Seine sportliche Karriere begann – wie bei den meisten Jungen – mit Fußball. Beim SV Ottmarshausen rannte er dem runden Leder hinterher. Da ihm jedoch der Mannschaftssport nicht liegt und er eher ein „Einzelkämpfer“ ist, musste eine Alternative her. Seit er fünf Jahre alt ist, besuchte er häufig das Training der Kegler beim SV Ottmarshausen, wo sein Papa immer zum „Ratschen“ vorbeischaut. Ab und zu durfte er dort auch eine Kugel schieben – bis man sein Talent erkannte. Ab da trainierten, förderten und verwöhnten ihn seine „Kegelopas“, und von da an führte ihn sein Gang zweimal in der Woche zur Kegelbahn.

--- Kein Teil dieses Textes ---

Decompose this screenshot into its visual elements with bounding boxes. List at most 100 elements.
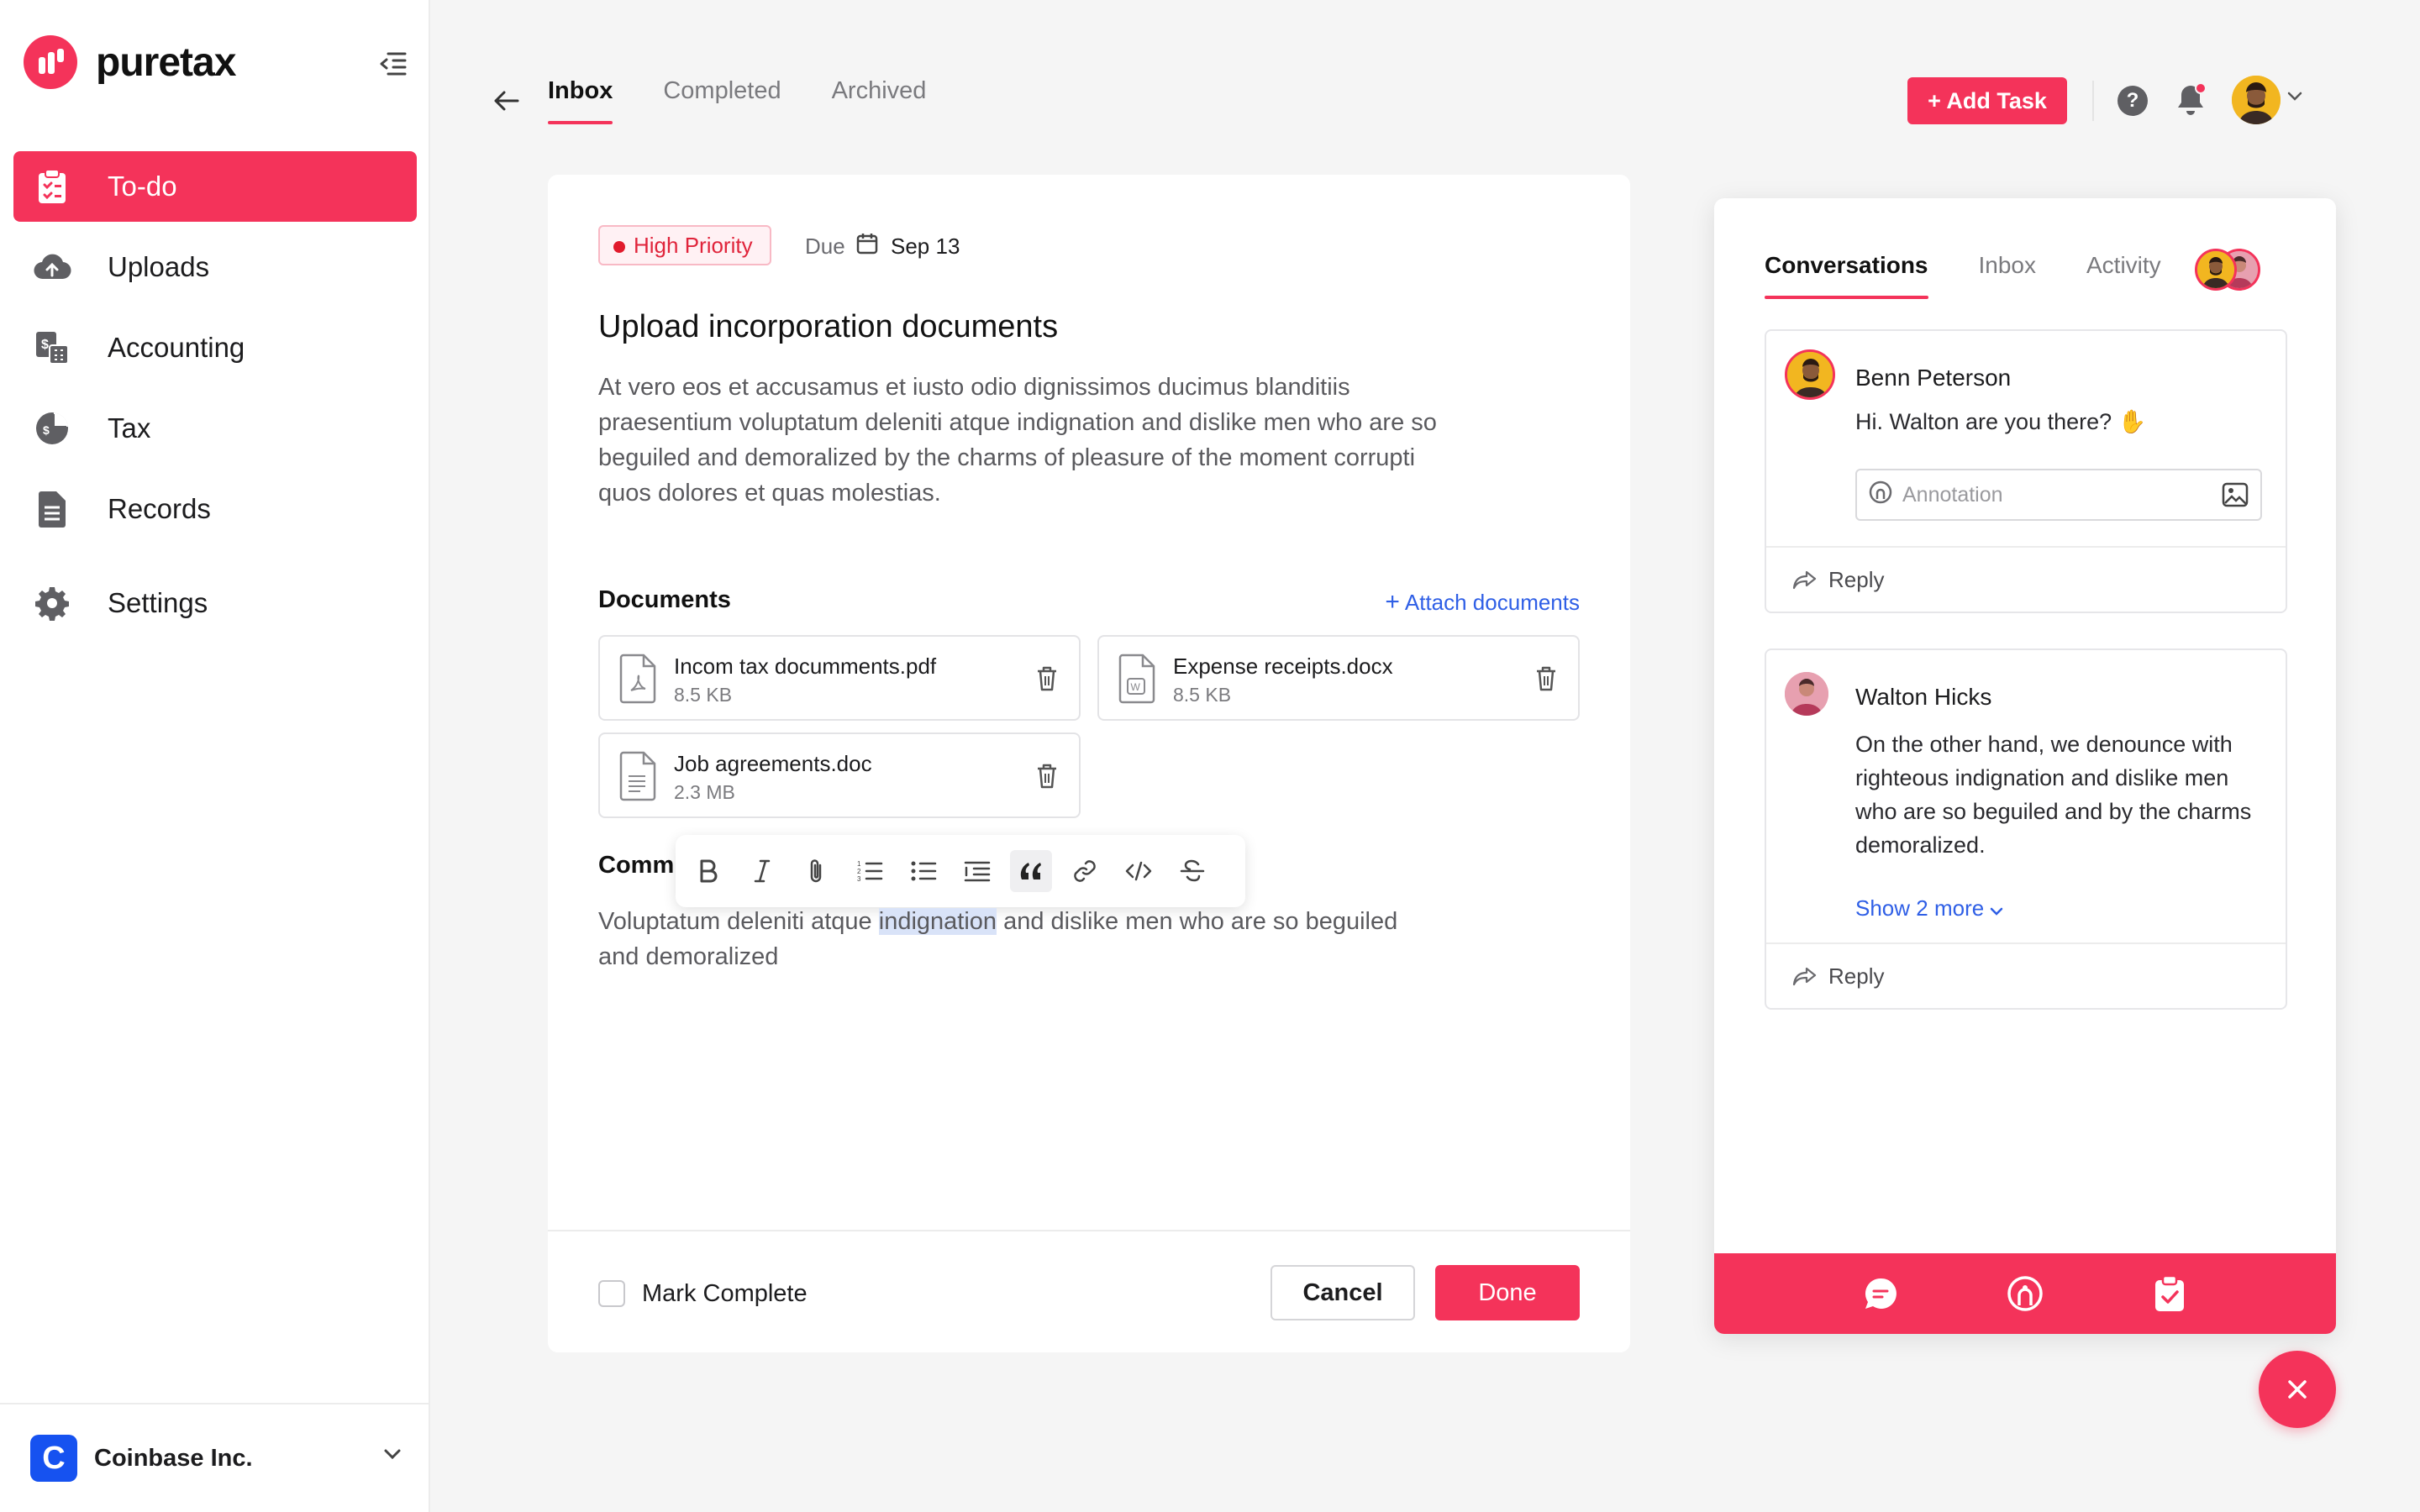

Da es beim SV Ottmarshausen keine Jugendmannschaft gibt, konnte Jonathan Huber nicht mit Gleichaltrigen spielen und an Punktrunden teilnehmen. Diese Voraussetzungen fanden sich in Aichach, wo er von da an zusätzlich einmal pro Woche von Georg Gabriel trainiert wurde und wo er mit der U14 den zweiten Platz in der Punktrunde erspielte. Als jedoch beschlossen wurde, dass es im Jugendbereich allgemein keine Mannschaftswettbewerbe mehr gibt, sondern nur noch Einzelmeisterschaften, war der weite Weg nach Aichach nicht mehr sinnvoll.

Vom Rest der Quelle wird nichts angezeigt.